I've choosen MOO to make my first steps with own DSLs, as that isn't my focus area it could be that the "wish" is simply bad practice.

Parsed languages are Standard SQL and custom Modeling-Languages

In relation to: #142, #89, #12

In my e.g. SQL are non-standard placeholders, which are resolved while parsing the token, the placeholder may-reference to another SQL-code, which is then parsed and injected to the AST where the placeholder is.

I'm using a custom parser to produce the AST, implementing a shallow visitor pattern over Token.

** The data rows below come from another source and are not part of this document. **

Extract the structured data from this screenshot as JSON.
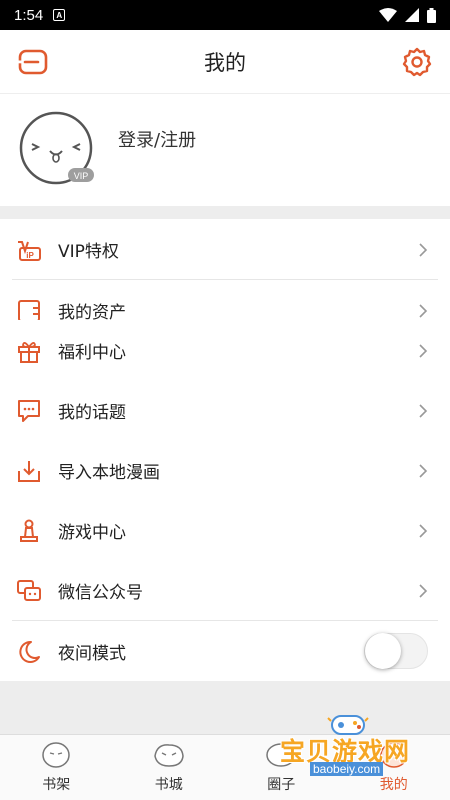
{
  "status_bar": {
    "time": "1:54",
    "notification_letter": "A"
  },
  "header": {
    "title": "我的"
  },
  "profile": {
    "login_label": "登录/注册",
    "vip_badge": "VIP"
  },
  "menu": {
    "vip": "VIP特权",
    "assets": "我的资产",
    "welfare": "福利中心",
    "topics": "我的话题",
    "import": "导入本地漫画",
    "games": "游戏中心",
    "wechat": "微信公众号",
    "night_mode": "夜间模式"
  },
  "night_mode_enabled": false,
  "bottom_nav": {
    "bookshelf": "书架",
    "bookstore": "书城",
    "circle": "圈子",
    "mine": "我的"
  },
  "watermark": {
    "text": "宝贝游戏网",
    "url": "baobeiy.com"
  },
  "colors": {
    "accent": "#e05a2f",
    "background": "#ededed"
  }
}
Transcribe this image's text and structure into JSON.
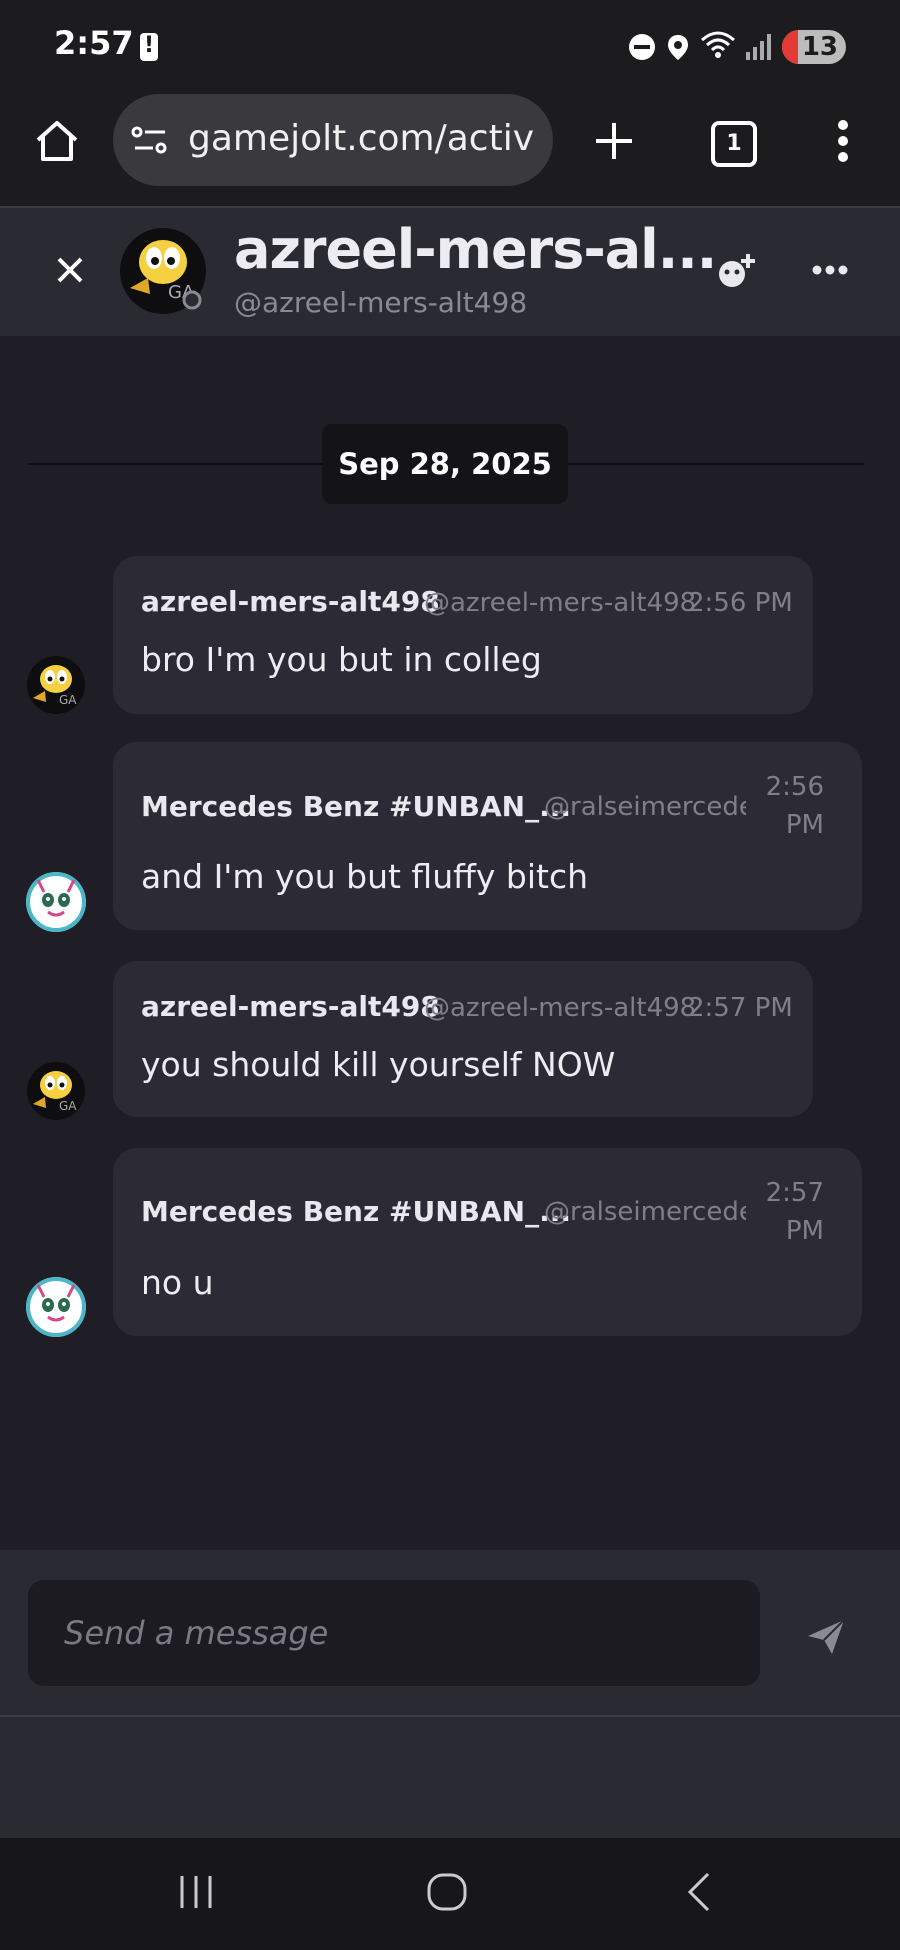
{
  "status_bar": {
    "time": "2:57",
    "battery_level": "13",
    "icons": [
      "battery-alert-icon",
      "do-not-disturb-icon",
      "location-icon",
      "wifi-icon",
      "signal-icon"
    ]
  },
  "browser": {
    "url": "gamejolt.com/activity",
    "tab_count": "1",
    "icons": [
      "home-icon",
      "site-settings-icon",
      "new-tab-icon",
      "tabs-icon",
      "menu-icon"
    ]
  },
  "chat_header": {
    "title": "azreel-mers-al...",
    "handle": "@azreel-mers-alt498"
  },
  "date_divider": "Sep 28, 2025",
  "messages": [
    {
      "name": "azreel-mers-alt498",
      "handle": "@azreel-mers-alt498",
      "time": "2:56 PM",
      "text": "bro I'm you but in colleg"
    },
    {
      "name": "Mercedes Benz #UNBAN_...",
      "handle": "@ralseimercede...",
      "time": "2:56 PM",
      "text": "and I'm you but fluffy bitch"
    },
    {
      "name": "azreel-mers-alt498",
      "handle": "@azreel-mers-alt498",
      "time": "2:57 PM",
      "text": "you should kill yourself NOW"
    },
    {
      "name": "Mercedes Benz #UNBAN_...",
      "handle": "@ralseimercede...",
      "time": "2:57 PM",
      "text": "no u"
    }
  ],
  "composer": {
    "placeholder": "Send a message"
  },
  "colors": {
    "background": "#1f1e26",
    "header": "#2a2a33",
    "bubble": "#2c2b35",
    "muted_text": "#7f7f8a"
  }
}
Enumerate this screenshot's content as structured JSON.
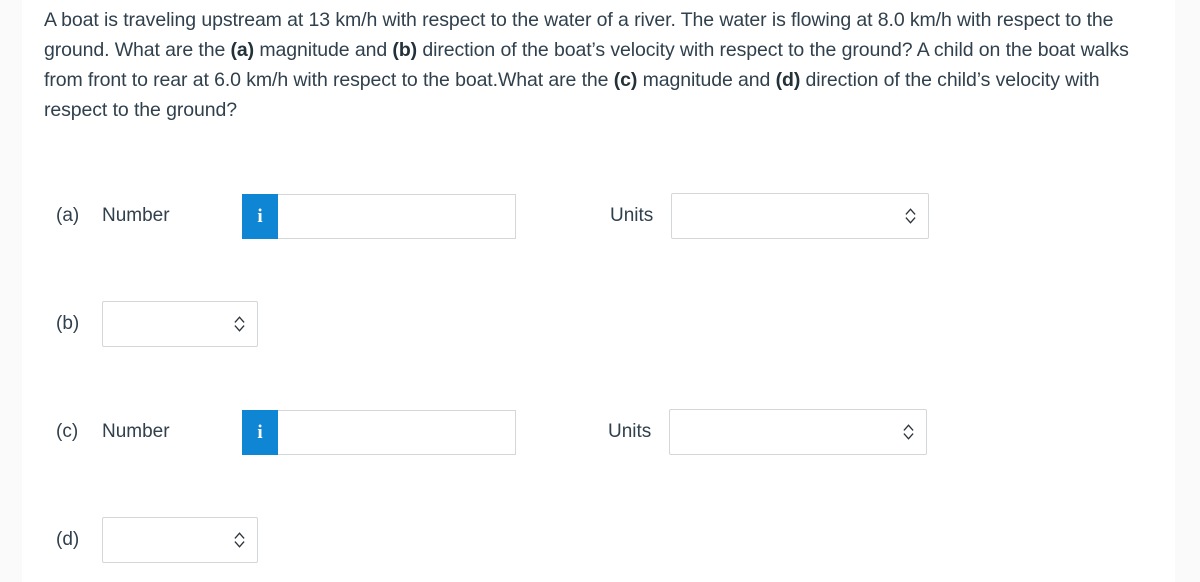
{
  "question": {
    "segments": [
      {
        "text": "A boat is traveling upstream at 13 km/h with respect to the water of a river. The water is flowing at 8.0 km/h with respect to the ground. What are the ",
        "bold": false
      },
      {
        "text": "(a)",
        "bold": true
      },
      {
        "text": " magnitude and ",
        "bold": false
      },
      {
        "text": "(b)",
        "bold": true
      },
      {
        "text": " direction of the boat’s velocity with respect to the ground? A child on the boat walks from front to rear at 6.0 km/h with respect to the boat.What are the ",
        "bold": false
      },
      {
        "text": "(c)",
        "bold": true
      },
      {
        "text": " magnitude and ",
        "bold": false
      },
      {
        "text": "(d)",
        "bold": true
      },
      {
        "text": " direction of the child’s velocity with respect to the ground?",
        "bold": false
      }
    ],
    "plain": "A boat is traveling upstream at 13 km/h with respect to the water of a river. The water is flowing at 8.0 km/h with respect to the ground. What are the (a) magnitude and (b) direction of the boat’s velocity with respect to the ground? A child on the boat walks from front to rear at 6.0 km/h with respect to the boat.What are the (c) magnitude and (d) direction of the child’s velocity with respect to the ground?"
  },
  "rows": {
    "a": {
      "part_label": "(a)",
      "number_label": "Number",
      "info_icon": "i",
      "number_value": "",
      "number_placeholder": "",
      "units_label": "Units",
      "units_value": "",
      "units_chevron_icon": "chevron-up-down-icon"
    },
    "b": {
      "part_label": "(b)",
      "direction_value": "",
      "direction_chevron_icon": "chevron-up-down-icon"
    },
    "c": {
      "part_label": "(c)",
      "number_label": "Number",
      "info_icon": "i",
      "number_value": "",
      "number_placeholder": "",
      "units_label": "Units",
      "units_value": "",
      "units_chevron_icon": "chevron-up-down-icon"
    },
    "d": {
      "part_label": "(d)",
      "direction_value": "",
      "direction_chevron_icon": "chevron-up-down-icon"
    }
  },
  "colors": {
    "info_button_blue": "#0f86d4",
    "text": "#30404d",
    "field_border": "#d4d7da",
    "page_background": "#fafafa",
    "card_background": "#ffffff"
  }
}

My current problem comes from save/reset and the (looks like) impossibility to simply "resume where it was".

When using the following logic, it goes into an endless loop:

const text = 'the-code with reference'
lexer.reset(text)

// ... iterating based on `lexer.next()` in the parser
const saved = lexer.save() // POS-A

// do some other lexer.reset('partial-code'); lexer.next();

// resume from `POS-A`
lexer.reset(text, saved)

So from #89 i've used the slice strategy and wrapped the lexer.next() to get it from all parsed tokens to build an index-index like said in #142 - leading to "I don't use save at all":

export class ModelLangParser<N extends DslNodeBase> {
    protected readonly lexer: Lexer
    protected readonly visitors: DslVisitors<N> | undefined = undefined
    protected readonly saved: [string, LexerState][] = []
    protected readonly text: string
    protected position: number = 0

    constructor(
        lexer: Lexer,
        visitors: (parser: ModelLangParser<N>) => DslVisitors<N>,
        text: string,
    ) {
        this.lexer = lexer
        this.visitors = visitors(this)
        this.text = text
    }

    save() {
        // failed experiment, if it could be built correctly with `save` 
        const saved: [string, LexerState] = [this.text, this.lexer.save()]
        this.saved.push(saved)
    }

    resume() {
        this.lexer.reset(this.text.slice(this.position))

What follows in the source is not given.